Note: Just calls seq_update().
- Parameters:
x (Tuple[ndarray, ndarray]) – Tuple of Numpy array of observations and log(observations).
weights (ndarray) – Numpy array of positive floats.
rng (Optional[RandomState]) – Kept for consistency with SequenceEncodableStatisticAccumulator.
- Returns:
None.
- Return type:
None
- update(x, weight, estimate)[source]
Update sufficient statistics for GammaAccumulator with one weighted observation.

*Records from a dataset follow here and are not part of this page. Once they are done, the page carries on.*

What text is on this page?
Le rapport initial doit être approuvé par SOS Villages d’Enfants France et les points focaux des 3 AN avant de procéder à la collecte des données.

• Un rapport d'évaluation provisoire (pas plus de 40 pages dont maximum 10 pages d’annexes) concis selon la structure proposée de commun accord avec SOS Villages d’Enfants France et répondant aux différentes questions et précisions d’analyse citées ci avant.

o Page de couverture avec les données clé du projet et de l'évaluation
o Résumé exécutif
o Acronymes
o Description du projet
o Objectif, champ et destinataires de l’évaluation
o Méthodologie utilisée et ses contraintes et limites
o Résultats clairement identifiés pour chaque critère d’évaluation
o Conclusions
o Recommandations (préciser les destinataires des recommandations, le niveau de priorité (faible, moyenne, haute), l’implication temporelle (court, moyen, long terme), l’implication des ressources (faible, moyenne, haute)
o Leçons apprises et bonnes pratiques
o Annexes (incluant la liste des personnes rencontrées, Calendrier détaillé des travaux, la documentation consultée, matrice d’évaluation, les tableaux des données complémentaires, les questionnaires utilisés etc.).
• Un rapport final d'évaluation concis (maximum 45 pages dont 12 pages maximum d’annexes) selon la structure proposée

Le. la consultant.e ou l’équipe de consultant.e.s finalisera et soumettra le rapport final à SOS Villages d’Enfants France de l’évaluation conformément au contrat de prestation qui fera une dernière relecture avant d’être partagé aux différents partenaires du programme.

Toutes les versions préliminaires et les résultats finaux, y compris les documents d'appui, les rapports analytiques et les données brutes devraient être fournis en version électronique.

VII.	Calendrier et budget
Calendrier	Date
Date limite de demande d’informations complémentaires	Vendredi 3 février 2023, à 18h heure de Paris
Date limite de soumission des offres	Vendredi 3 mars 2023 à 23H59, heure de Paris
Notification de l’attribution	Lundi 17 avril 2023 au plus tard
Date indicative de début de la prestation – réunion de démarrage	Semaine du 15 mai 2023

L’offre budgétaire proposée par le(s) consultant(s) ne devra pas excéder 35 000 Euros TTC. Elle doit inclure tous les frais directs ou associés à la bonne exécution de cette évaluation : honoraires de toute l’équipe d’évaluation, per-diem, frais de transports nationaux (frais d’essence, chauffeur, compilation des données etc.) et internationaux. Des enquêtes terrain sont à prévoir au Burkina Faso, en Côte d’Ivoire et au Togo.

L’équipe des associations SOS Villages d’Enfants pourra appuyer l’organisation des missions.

- seq_update(x, weights, estimate)[source]
Vectorized update of sufficient statistics from encoded sequence x.
- Parameters:
x (Tuple[ndarray, ndarray]) – Tuple of Numpy array of observations and log(observations).
weights (ndarray) – Numpy array of positive floats.
estimate (Optional[GammaDistribution]) – Kept for consistency with SequenceEncodableStatisticAccumulator.
- Returns:
None.
- Return type:
None
- combine(suff_stat)[source]
Aggregates sufficient statistics with GammaAccumulator member sufficient statistics.
- value()[source]
Returns Tuple[float, float, float] containing sufficient statistics of GammaAccumulator.
- from_value(x)[source]
Sets sufficient statistics GammaAccumulator to x.
- key_merge(stats_dict)[source]
Merge sufficient statistics of object instance with suff stats containing matching keys.
- Parameters:
stats_dict (Dict[str, Any]) – Dict mapping keys to sufficient statistics.
- Returns:
None.
- Return type:
None
- key_replace(stats_dict)[source]
Set sufficient statistics of object instance to suff_stats with matching keys.
- Parameters:
stats_dict (Dict[str, Any]) – Dict mapping keys to sufficient statistics.
- Returns:
None.
- Return type:
None
- acc_to_encoder()[source]
Return GammaDataEncoder for encoding sequence of data.
- Return type:
GammaDataEncoder
- class GammaAccumulatorFactory(keys=None)[source]
Bases:
StatisticAccumulatorFactory- Parameters:
keys (str | None)
- make()[source]
Returns GammaAccumulator object with keys passed.
- Return type:
GammaAccumulator
- class GammaEstimator(pseudo_count=(0.0, 0.0), suff_stat=(1.0, 0.0), threshold=1.0e-8, name=None, keys=None)[source]
Bases:
ParameterEstimator- Parameters:
- accumulator_factory()[source]
Create GammaAccumulatorFactory with keys passed.
- Return type:
GammaAccumulatorFactory
- estimate(nobs, suff_stat)[source]
Obtain GammaDistribution from aggregated sufficient statistics of observed data.
- Takes sufficient statistic aggregated from observed data:
suff_stat[0]: weighted sum of observations suff_stat[1]: weighted sum of log-observations suff_stat[2]: weighted observation count.
- static estimate_shape(avg_sum, avg_sum_of_logs, threshold)[source]
Estimates the shape parameter of GammaDistribution.
- class GammaDataEncoder[source]
Bases:
DataSequenceEncoderGammaDataEncoder object for encoding sequences of iid Gamma observations with data type float.